The pain waxes and wanes, varying in intensity. People have good days and bad days. Some days it’s not too bad; some days it’s pretty much disabling. The pain of fibromyalgia often gets worse on cold or humid days, when you haven’t slept well, when you are too inactive or too active, when you are stressed or when your hormones change.
The second most disabling characteristic of fibromyalgia is fatigue. Recent findings suggest that the fatigue is due to a stage four sleep disorder called alpha EEG anomaly. During deep stage four sleep, the brain has bursts of awake-like activity, so there is not enough undisturbed deep sleep for the body to get sufficient rest.
In addition to alpha EEG anomaly, many FMS sufferers also have sleep apnea, upper airway resistance syndrome, bruxism (teeth grinding during sleep), limb movement and jerking and restless leg syndrome. All of these contribute to the fatigue of fibromyalgia.

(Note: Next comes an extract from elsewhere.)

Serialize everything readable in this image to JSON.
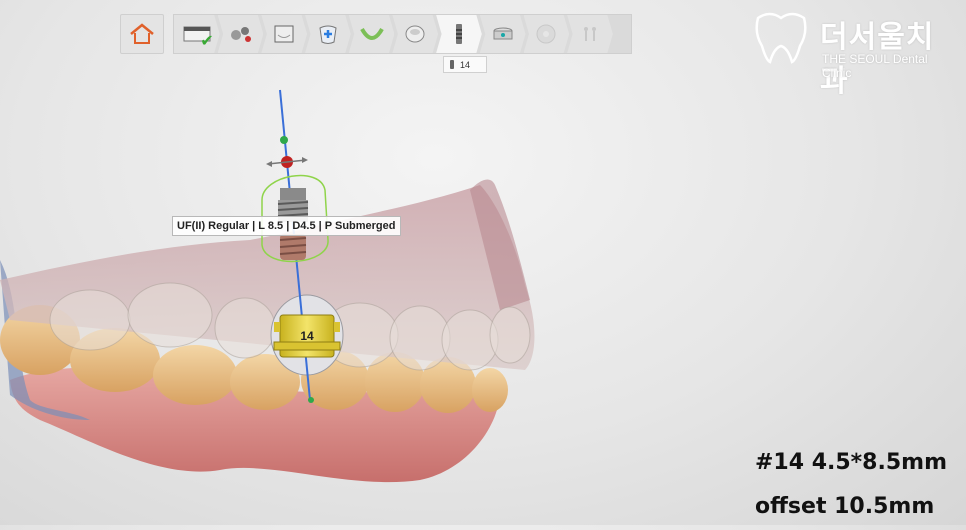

Again, this is how fibromyalgia sufferers describe their fatigue.
“The fatigue is worse than the pain.”
“Some days going to the bathroom feels like a ten-mile hike.”
“On bad days, all I can do is turn on the TV for the kiddies and veg with them.”

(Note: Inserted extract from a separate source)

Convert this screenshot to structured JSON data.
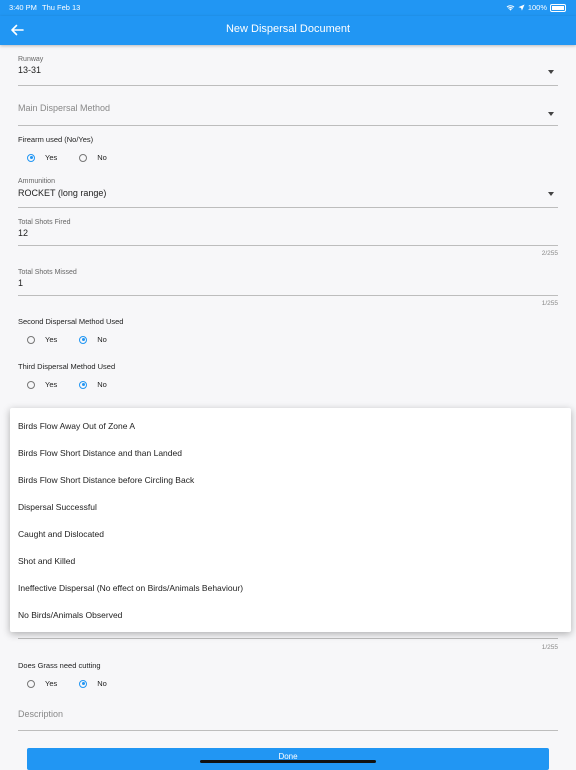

Pain and fatigue are the most disabling features of fibromyalgia, but there are other distressing symptoms, too. 40-70 per cent of fibromyalgia sufferers experience irritable bowel syndrome or other gastrointestinal problems. Constipation and diarrhea, abdominal pain, excessive gassiness, nausea and gastroesophageal reflux are common.
Many fibromyalgia sufferers are distressed by associated mental and emotional problems that manifest themselves alongside the physical ailments. Anxiety and depression are common. It’s not known whether they are independent factors, or if they are related to living in constant pain and fatigue and the social stigma of fibromyalgia. People also complain of confusion, experiencing difficulty thinking clearly and a reduction in ability to perform mental tasks. This overall mental fogginess has been termed “fibro fog.”
Other symptoms of fibromyalgia include headaches, restless leg syndrome, skin sensitivity and rashes, dry eyes and mouth, Reynaud’s syndrome, and various neurological problems.
Fibromyalgia is an invisible disease. Sufferers look fine on the surface. However, under their outward appearance they are often exhausted and in excruciating pain. Fibromyalgia is a chronic illness that is, at its worst, incredibly disabling. The symptoms have to be managed, and even then the pain and fatigue wax and wane. It’s a difficult disease to live with, but it’s not hopeless. Medical care and lifestyle management can make a big difference in how you feel if you are suffering from fibromyalgia.